As part of our ongoing author Q&As, Kapka Kassabova drops by Travel Writing World to answer a few questions about her book To the Lake: A Balkan Journey of War and Peace now out in paperback (Graywolf 2020).
In your new book To the Lake, you return to your ancestral homeland and several lakes, most centrally Lakes Ohrid and Prespa. Can you describe the physical region and the “existential landscape” you describe in the book?
Ohrid and Prespa Lakes, the central characters of this book, are a geographical, cultural, historic, spiritual, and to me epigenetic power point in time. We all have such places where all our roads converge in a way that is both symbolic and very tangible – ancestral places that we need to return to.
This lake district was also, for a long time, a cultural nexus of the Balkans where many roads and destinies met. The lake district is crowned by the Via Egnatia, the main trade and military artery of the Roman world (and subsequent empires) that linked Western Europe to the Bosphorus and Asia.
I explore different aspects of this generational and cultural matrix in each chapter of the book. The chapter ‘Roads’ for instance, is dedicated to the little-known but fascinating, almost millennial presence of Sufism, or mystical Islam, in Europe.
What compelled you to return, investigate, and understand the region and your past?
The lakes are embedded, diamond-like, in several major mountain chains, and the whole region is immensely appealing on both the physical and imaginative level. For me, Lake Ohrid had been present in my life through my grandmother, who was a major figure in my early life, both elusive and formidable, just like these lakes. So it was a matter of time and courage for me to return properly to the lakes and dive in.
I also wanted to explore the power, symbolism, and ambiguity of water as a feminine, life-giving, life-taking element. I’m interested in correspondences, and these lakes turned out to be a perfect hall of mirrors where everything has its reflection or double. The harsh national borders that dissect the lakes drive this home further.
Your writing is agile.
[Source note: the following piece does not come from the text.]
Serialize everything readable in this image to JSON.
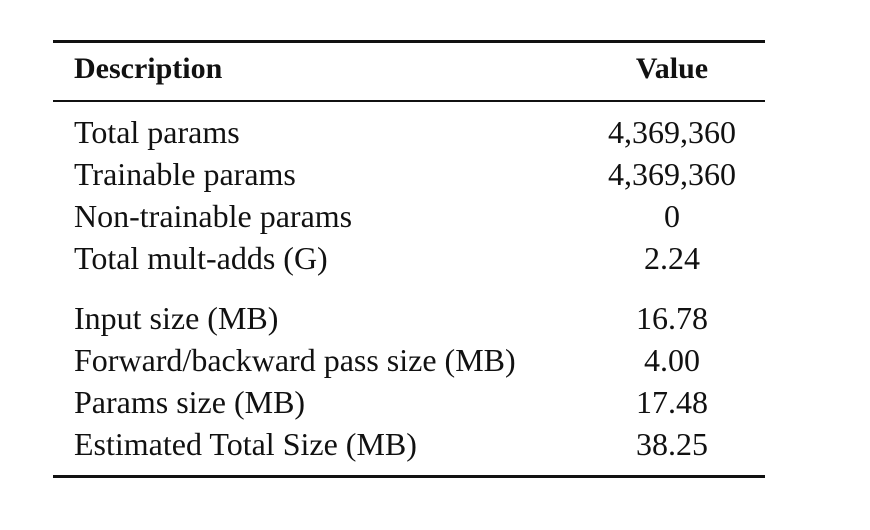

You’ve written books of poetry, fiction, history, and lately books that could be classified as “travel.” Your previous book “Border” (and this new one) teaches us how meaningful and meaningless delineations can be. So, what are your thoughts on a delineation of another kind: the “travel book” as a form?
I don’t see myself as a travel writer, but as a writer of geographies inner and outer. My work is part of what may be described as the literature of place – and which includes both fiction and non-fiction.
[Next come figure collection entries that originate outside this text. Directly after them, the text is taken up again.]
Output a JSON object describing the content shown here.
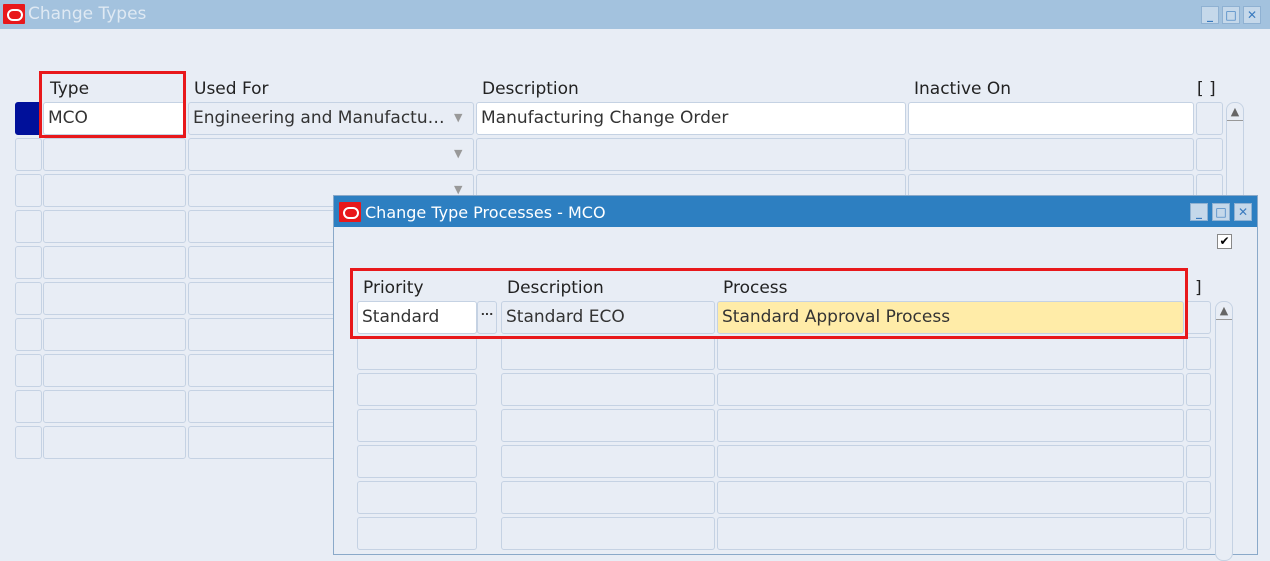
{
  "main_window": {
    "title": "Change Types",
    "columns": {
      "type": "Type",
      "used_for": "Used For",
      "description": "Description",
      "inactive_on": "Inactive On",
      "flex": "[ ]"
    },
    "rows": [
      {
        "type": "MCO",
        "used_for": "Engineering and Manufactu…",
        "description": "Manufacturing Change Order",
        "inactive_on": ""
      }
    ]
  },
  "dialog": {
    "title": "Change Type Processes - MCO",
    "checkbox_checked": true,
    "columns": {
      "priority": "Priority",
      "description": "Description",
      "process": "Process",
      "flex": "]"
    },
    "rows": [
      {
        "priority": "Standard",
        "lov_button": "...",
        "description": "Standard ECO",
        "process": "Standard Approval Process"
      }
    ]
  },
  "colors": {
    "highlight": "#e8181b",
    "current_field": "#ffeca8",
    "dialog_title": "#2d7fc1"
  }
}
What challenges did you face while traveling, researching, and writing this book?
How to carry, transmute, and eventually dissolve the pain that I sensed in others and which mirrored my own inherited pain. The inherited pain that we all carry from our ancestors – as individuals, families, and even nations – and that we must own before we can heal it – is a key theme in the book.
How has pandemic life been for you? And what books are helping you during these times?
I have spent the last two months living among mountain communities in southern Bulgaria, where there is very little sense of a pandemic, often with little mobile signal, so for a time I actually forgot about it. Otherwise, I tend to generally avoid cities anyway. I live in the Scottish Highlands where it’s pretty quiet at the best of times, though of course the psychology of fear this pandemic has brought is in the atmosphere we breathe, even when all else seems ‘normal’.
My reading is as ever eclectic and always focused on a sense of place and enchantment, so this year I’ve enjoyed a range of books from Herodotus’s Histories to the searing Gothic fiction of Argentinian writer Mariana Enriquez.
Kapka Kassabova’s book To the Lake: A Balkan Journey of War and Peace was published in paperback by Graywolf Press on 4 August 2020.